Building on the successes of the first three conferences, the Insolvency Service held its "Forward Thinking" conference in April 2025. The organisers invited academics and practitioners to submit papers in advance. From the shortlist, the organisers selected a handful of the authors to present their papers at the conference.
The content of the papers, and the debate generated at the conference, will hopefully help the Insolvency Service in terms of selecting and crafting new legislative initiatives, going forward.
Highlights included:
Special Administration Regimes (SARs)
- We currently have 18 standalone SARs on the books. It was suggested that consideration should be given to having one single overarching SAR, with just modest adjustments for different sectors.
- Sectors without an SAR currently (but for which SARs would be useful) include universities, airlines, and healthcare.
- An SAR is a form of "temporary nationalisation", paid for by the taxpayer. When a company prospers, the shareholders benefit; when a company struggles and falls into an SAR, the taxpayer bails it out. Is this fair?
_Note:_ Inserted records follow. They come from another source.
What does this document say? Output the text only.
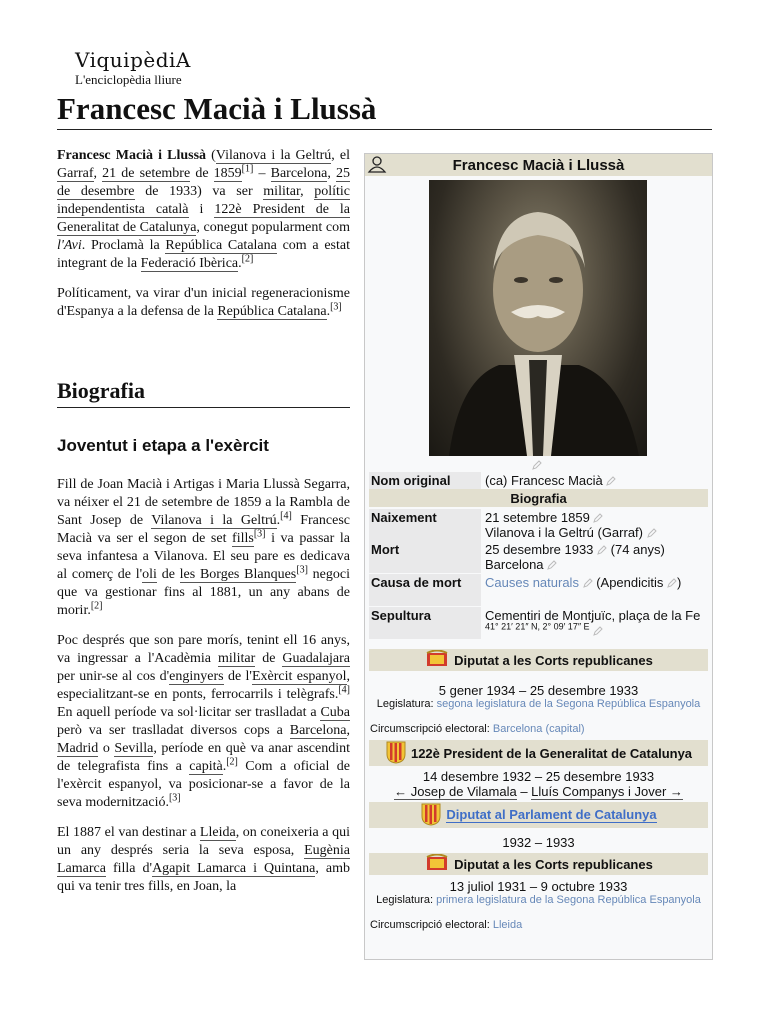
ViquipèdiA
L'enciclopèdia lliure
Francesc Macià i Llussà

Francesc Macià i Llussà (Vilanova i la Geltrú, el Garraf, 21 de setembre de 1859[1] – Barcelona, 25 de desembre de 1933) va ser militar, polític independentista català i 122è President de la Generalitat de Catalunya, conegut popularment com l'Avi. Proclamà la República Catalana com a estat integrant de la Federació Ibèrica.[2]

Políticament, va virar d'un inicial regeneracionisme d'Espanya a la defensa de la República Catalana.[3]

Biografia
Joventut i etapa a l'exèrcit

Fill de Joan Macià i Artigas i Maria Llussà Segarra, va néixer el 21 de setembre de 1859 a la Rambla de Sant Josep de Vilanova i la Geltrú.[4] Francesc Macià va ser el segon de set fills[3] i va passar la seva infantesa a Vilanova. El seu pare es dedicava al comerç de l'oli de les Borges Blanques[3] negoci que va gestionar fins al 1881, un any abans de morir.[2]

Poc després que son pare morís, tenint ell 16 anys, va ingressar a l'Acadèmia militar de Guadalajara per unir-se al cos d'enginyers de l'Exèrcit espanyol, especialitzant-se en ponts, ferrocarrils i telègrafs.[4] En aquell període va sol·licitar ser traslladat a Cuba però va ser traslladat diversos cops a Barcelona, Madrid o Sevilla, període en què va anar ascendint de telegrafista fins a capità.[2] Com a oficial de l'exèrcit espanyol, va posicionar-se a favor de la seva modernització.[3]

El 1887 el van destinar a Lleida, on coneixeria a qui un any després seria la seva esposa, Eugènia Lamarca filla d'Agapit Lamarca i Quintana, amb qui va tenir tres fills, en Joan, la

Francesc Macià i Llussà
Nom original	(ca) Francesc Macià
Biografia
Naixement	21 setembre 1859
Vilanova i la Geltrú (Garraf)
Mort	25 desembre 1933  (74 anys)
Barcelona
Causa de mort	Causes naturals  (Apendicitis )
Sepultura	Cementiri de Montjuïc, plaça de la Fe $^{41^\circ 21' 21'' N, 2^\circ 09' 17'' E}$
Diputat a les Corts republicanes
5 gener 1934 – 25 desembre 1933
Legislatura: segona legislatura de la Segona República Espanyola
Circumscripció electoral: Barcelona (capital)
122è President de la Generalitat de Catalunya
14 desembre 1932 – 25 desembre 1933
← Josep de Vilamala – Lluís Companys i Jover →
Diputat al Parlament de Catalunya
1932 – 1933
Diputat a les Corts republicanes
13 juliol 1931 – 9 octubre 1933
Legislatura: primera legislatura de la Segona República Espanyola
Circumscripció electoral: Lleida
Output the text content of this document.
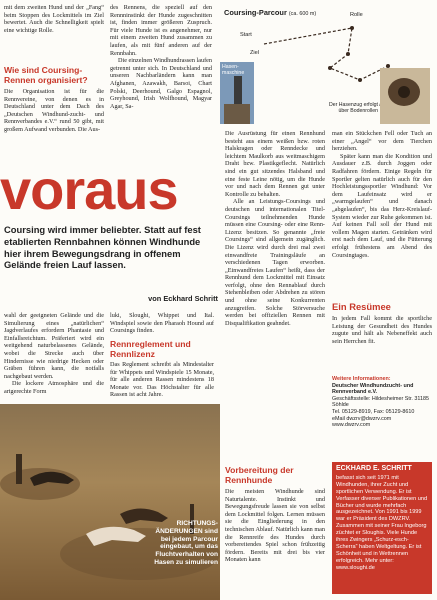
mit dem zweiten Hund und der „Fang“ beim Stoppen des Lockmittels im Ziel bewertet. Auch die Schnelligkeit spielt eine wichtige Rolle.
Wie sind Coursing-Rennen organisiert?
Die Organisation ist für die Rennvereine, von denen es in Deutschland unter dem Dach des „Deutschen Windhund-zucht- und Rennverbandes e.V.“ rund 50 gibt, mit großem Aufwand verbunden. Die Aus-

des Rennens, die speziell auf den Rennninstinkt der Hunde zugeschnitten ist, finden immer größeren Zuspruch. Für viele Hunde ist es angenehmer, nur mit einem zweiten Hund zusammen zu laufen, als mit fünf anderen auf der Rennbahn.

Die einzelnen Windhundrassen laufen getrennt unter sich. In Deutschland und unseren Nachbarländern kann man Afghanen, Azawakh, Barsoi, Chart Polski, Deerhound, Galgo Espagnol, Greyhound, Irish Wolfhound, Magyar Agar, Sa-

Coursing-Parcour (ca. 600 m)	Rolle
Start
Ziel
Hasen-maschine
Der Hasenzug erfolgt über Bodenrollen

Die Ausrüstung für einen Rennhund besteht aus einem weißen bzw. roten Halskragen oder Renndecke und leichtem Maulkorb aus weitmaschigem Draht bzw. Plastikgeflecht. Natürlich sind ein gut sitzendes Halsband und eine feste Leine nötig, um die Hunde vor und nach dem Rennen gut unter Kontrolle zu behalten.

Alle an Leistungs-Coursings und deutschen und internationalen Titel-Coursings teilnehmenden Hunde müssen eine Coursing- oder eine Renn-Lizenz besitzen. So genannte „freie Coursings“ sind allgemein zugänglich. Die Lizenz wird durch drei mal zwei einwandfreie Trainingsläufe an verschiedenen Tagen erworben. „Einwandfreies Laufen“ heißt, dass der Rennhund dem Lockmittel mit Einsatz verfolgt, ohne den Rennablauf durch Stehenbleiben oder Abdrehen zu stören und ohne seine Konkurrenten anzugreifen. Solche Störversuche werden bei offiziellen Rennen mit Disqualifikation geahndet.

man ein Stückchen Fell oder Tuch an einer „Angel“ vor dem Tierchen herziehen.

Später kann man die Kondition und Ausdauer z.B. durch Joggen oder Radfahren fördern. Einige Regeln für Sportler gelten natürlich auch für den Hochleistungssportler Windhund: Vor dem Laufeinsatz wird er „warmgelaufen“ und danach „abgelaufen“, bis das Herz-Kreislauf-System wieder zur Ruhe gekommen ist. Auf keinen Fall soll der Hund mit vollem Magen starten. Getränken wird erst nach dem Lauf, und die Fütterung erfolgt frühestens am Abend des Coursingtages.

Ein Resümee
In jedem Fall kommt die sportliche Leistung der Gesundheit des Hundes zugute und hält als Nebeneffekt auch sein Herrchen fit.
Weitere Informationen:
Deutscher Windhundzucht- und Rennverband e.V.
Geschäftsstelle: Hildesheimer Str. 31185 Söhlde
Tel. 05129-8919, Fax: 05129-8610
eMail dwzrv@dwzrv.com
www.dwzrv.com
voraus
Coursing wird immer beliebter. Statt auf fest etablierten Rennbahnen können Windhunde hier ihrem Bewegungsdrang in offenem Gelände freien Lauf lassen.
von Eckhard Schritt

wahl der geeigneten Gelände und die Simulierung eines „natürlichen“ Jagdverlaufes erfordern Phantasie und Einfallsreichtum. Präferiert wird ein weitgehend naturbelassenes Gelände, wobei die Strecke auch über Hindernisse wie niedrige Hecken oder Gräben führen kann, die notfalls nachgebaut werden.

Die lockere Atmosphäre und die artgerechte Form

luki, Sloughi, Whippet und Ital. Windspiel sowie den Pharaoh Hound auf Coursings finden.
Rennreglement und Rennlizenz
Das Reglement schreibt als Mindestalter für Whippets und Windspiele 15 Monate, für alle anderen Rassen mindestens 18 Monate vor. Das Höchstalter für alle Rassen ist acht Jahre.
RICHTUNGS-ÄNDERUNGEN sind bei jedem Parcour eingebaut, um das Fluchtverhalten von Hasen zu simulieren
Vorbereitung der Rennhunde
Die meisten Windhunde sind Naturtalente. Instinkt und Bewegungsfreude lassen sie von selbst dem Lockmittel folgen. Lernen müssen sie die Eingliederung in den technischen Ablauf. Natürlich kann man die Rennreife des Hundes durch vorbereitendes Spiel schon frühzeitig fördern. Bereits mit drei bis vier Monaten kann
ECKHARD E. SCHRITT
befasst sich seit 1971 mit Windhunden, ihrer Zucht und sportlichen Verwendung. Er ist Verfasser diverser Publikationen und Bücher und wurde mehrfach ausgezeichnet. Von 1991 bis 1999 war er Präsident des DWZRV. Zusammen mit seiner Frau Ingeborg züchtet er Sloughis. Viele Hunde ihres Zwingers „Schurz-esch-Scherra“ haben Weltgeltung. Er ist Schönheit und in Wettrennen erfolgreich. Mehr unter: www.sloughi.de
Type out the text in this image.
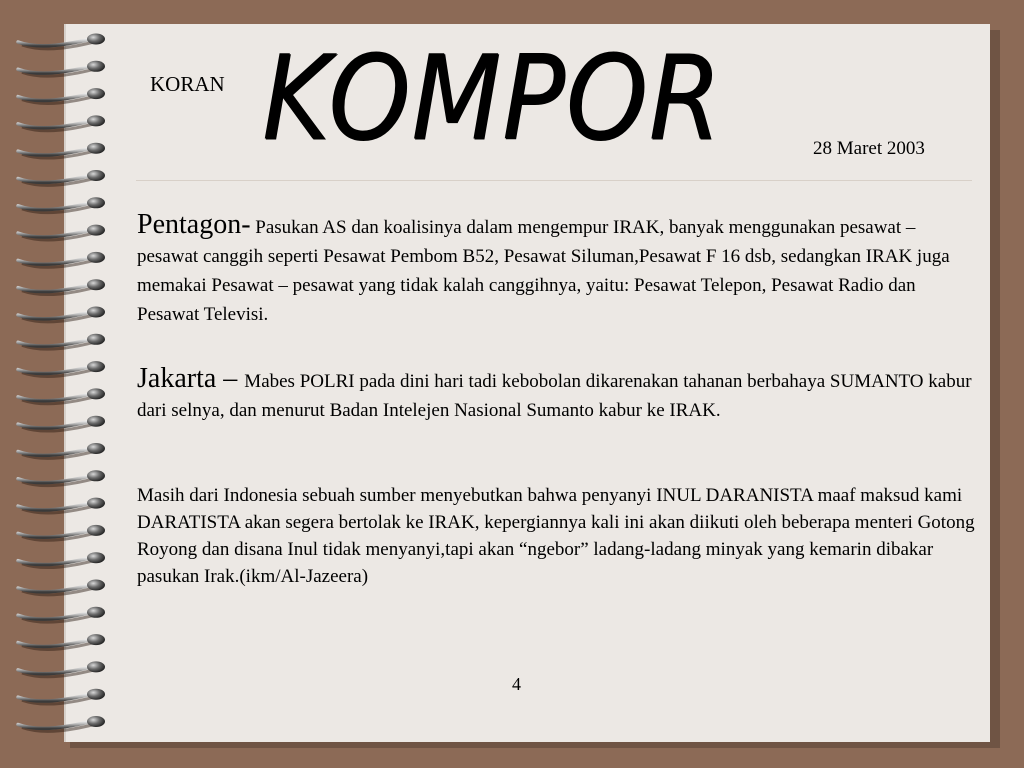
KORAN KOMPOR	28 Maret 2003

Pentagon- Pasukan AS dan koalisinya dalam mengempur IRAK, banyak menggunakan pesawat – pesawat canggih seperti Pesawat Pembom B52, Pesawat Siluman,Pesawat F 16 dsb, sedangkan IRAK juga memakai Pesawat – pesawat yang tidak kalah canggihnya, yaitu: Pesawat Telepon, Pesawat Radio dan Pesawat Televisi.

Jakarta – Mabes POLRI pada dini hari tadi kebobolan dikarenakan tahanan berbahaya SUMANTO kabur dari selnya, dan menurut Badan Intelejen Nasional Sumanto kabur ke IRAK.

Masih dari Indonesia sebuah sumber menyebutkan bahwa penyanyi INUL DARANISTA maaf maksud kami DARATISTA akan segera bertolak ke IRAK, kepergiannya kali ini akan diikuti oleh beberapa menteri Gotong Royong dan disana Inul tidak menyanyi,tapi akan “ngebor” ladang-ladang minyak yang kemarin dibakar pasukan Irak.(ikm/Al-Jazeera)

4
Why not have an industry levy (payable in the good times, along the lines of ABTA and the pension protection fund) to call upon when funding through an SAR is required?
Out of the money creditors in restructuring plans
The European approach to restructuring plans is that, for policy reasons, it is preferable for all creditors (if they so wish) to be entitled "to have their day in court" (i.e. have a right to be heard on the plan). This is not a right to veto, but a right to be heard. It was suggested that a similar approach should be adopted in the UK for restructuring plans.
On the one hand, introducing such a right would risk the process being more costly. However, on the other, there are significant societal benefits. In particular, the court considering a plan will have the benefit of getting a wide range of views, and the inclusivity adds to the perceived legitimacy of the procedure.
Restructuring plans and landlords
This issue prompted lively debate.
A landlord always has a right to take its property back if it doesn't like a proposed or approved restructuring plan. If it elects not to do so, the assumption must be that, for the landlord, the plan is preferable to testing the lease in the open market. It was therefore suggested that, consequently, so long as a landlord has the right to take the property back, its right to challenge the plan should be limited.
A contrary view expressed by one of the academics presenting was, however, that the Practice Statement needs to be amended to mandate negotiation milestones within the restructuring plan process.
Conclusion
It remains to be seen if, and how, these topics will be addressed by the Insolvency Service and/or the Government. However, it is a useful indication of the key insolvency issues at present. It is perhaps unsurprising that restructuring plans and special administration regimes are of particular concern given the high-profile Thames Water restructuring. It will be interesting to see whether this prompts changes to what is still a relatively new and evolving area.